His most recent vote was on Privilege on 28 April 2026 (aye).
Stuart Andrew has been MP for Daventry since 2024, having previously held Pudsey from 2010 to the boundary changes. He is one of those Conservative ministers who spent a decade carrying departmental briefs through the Cameron, May, Johnson, Truss and Sunak years without ever being the headline. Housing, sport, equalities, culture, deputy chief whip. The portfolios moved. He stayed roughly the same.
Before politics he worked in local government and the charitable sector, with fundraising roles at the British Heart Foundation and at a series of children's and adult hospices including Hope House, East Lancashire Hospice and Martin House. That kind of pre political background is rarer in the Conservative parliamentary party than it used to be, and it gave him a slightly different texture from the SpAd to cabinet pipeline that produces most of his colleagues. He understands how state services and charity provision meet people in a way that politicians who arrive direct from think tanks usually do not.

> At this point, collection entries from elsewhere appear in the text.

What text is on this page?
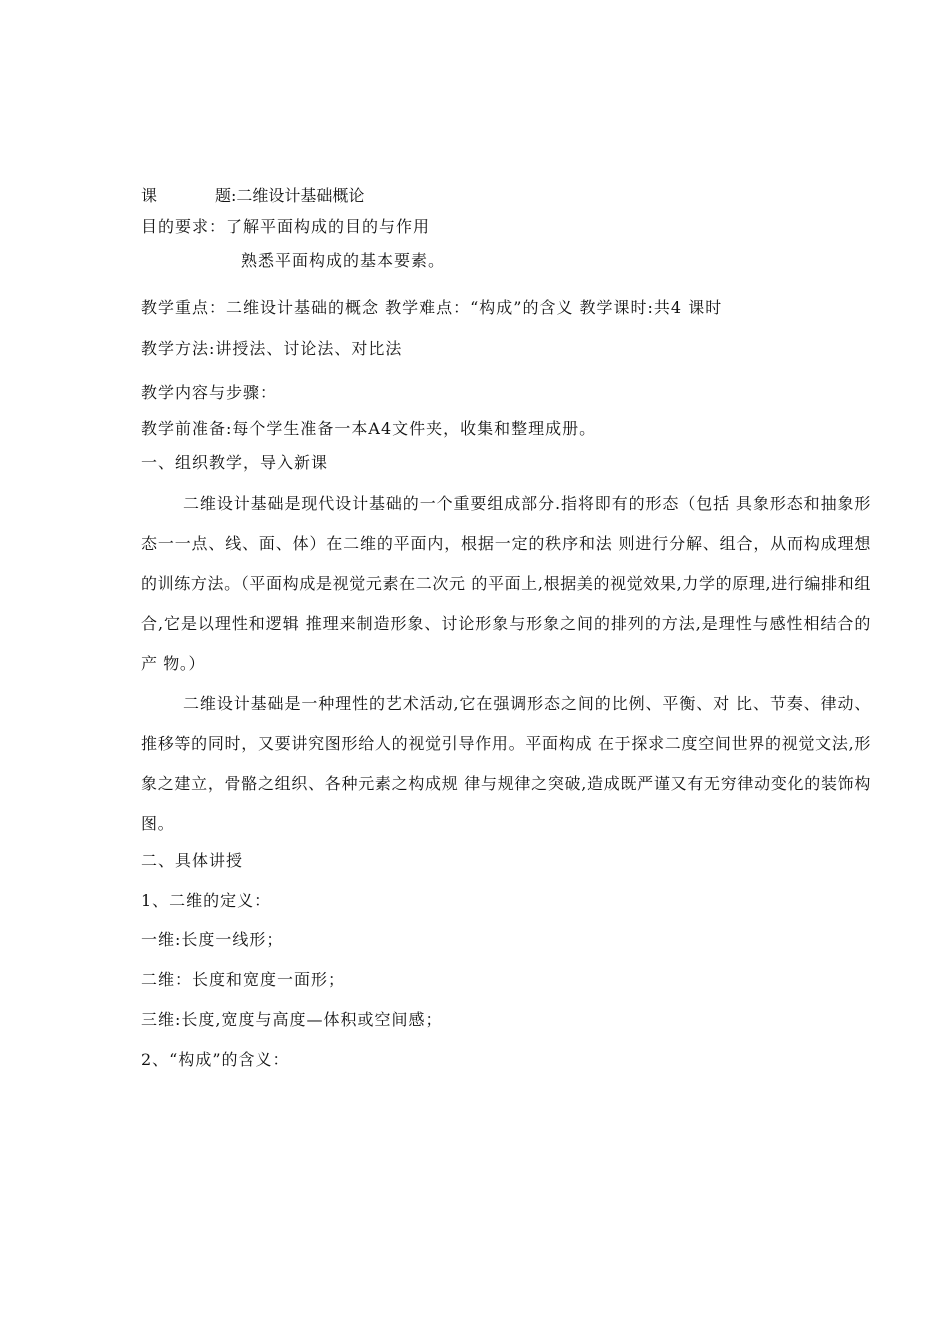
课	题:二维设计基础概论
目的要求：了解平面构成的目的与作用
熟悉平面构成的基本要素。
教学重点：二维设计基础的概念 教学难点：“构成”的含义 教学课时:共4 课时
教学方法:讲授法、讨论法、对比法
教学内容与步骤：
教学前准备:每个学生准备一本A4文件夹，收集和整理成册。
一、组织教学，导入新课
二维设计基础是现代设计基础的一个重要组成部分.指将即有的形态（包括 具象形态和抽象形态一一点、线、面、体）在二维的平面内，根据一定的秩序和法 则进行分解、组合，从而构成理想的训练方法。（平面构成是视觉元素在二次元 的平面上,根据美的视觉效果,力学的原理,进行编排和组合,它是以理性和逻辑 推理来制造形象、讨论形象与形象之间的排列的方法,是理性与感性相结合的产 物。）
二维设计基础是一种理性的艺术活动,它在强调形态之间的比例、平衡、对 比、节奏、律动、推移等的同时，又要讲究图形给人的视觉引导作用。平面构成 在于探求二度空间世界的视觉文法,形象之建立，骨骼之组织、各种元素之构成规 律与规律之突破,造成既严谨又有无穷律动变化的装饰构图。
二、具体讲授
1、二维的定义：
一维:长度一线形；
二维：长度和宽度一面形；
三维:长度,宽度与高度—体积或空间感；
2、“构成”的含义：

His public manner is calm. He defends government decisions on television without the theatrical anger that became fashionable in his party after 2019. He is one of the openly gay Conservative MPs, and his presence on the front bench was part of how the party tried to demonstrate social modernisation in the Cameron and May years.
The harder part of the record is the expenses one. Andrew claimed £367,659 in parliamentary allowances during the last full reporting period, more than any other MP. The breakdown is allowable under IPSA rules. The headline is harder to defend. For a politician whose public brand is reliability and decency, topping the league table on parliamentary cost produces a particular kind of dissonance that does not entirely go away.
His voting record tracks the Conservative whip through the entire austerity decade and beyond. Welfare reform, public spending restraint, the changes that hit local government funding hardest. Daventry has prosperous parts and parts that absorbed real economic damage during years he voted with successive governments. The gap between his moderate manner and the cumulative effect of those votes is the substantive critique of his career.
The Brexit position was loyal rather than ideological. He supported the May deal, supported the Johnson deal, supported whatever the leadership of the day was selling. That kind of loyalty is operationally useful inside a party and politically corrosive outside it. Voters who lost faith in the Conservatives over fourteen years did not distinguish between the ideologues and the loyalists.
Andrew is unlikely to be remembered as a transformative figure. He is also unlikely to be remembered as a disastrous one. He is the kind of long serving Conservative who took the office, did the briefs, defended the line and went home. There are worse archetypes in modern politics. There are also more useful ones. Whether his career produces anything voters can point to as actually improved by his time in government is a question that he, like most of his cohort, has not really had to answer in public.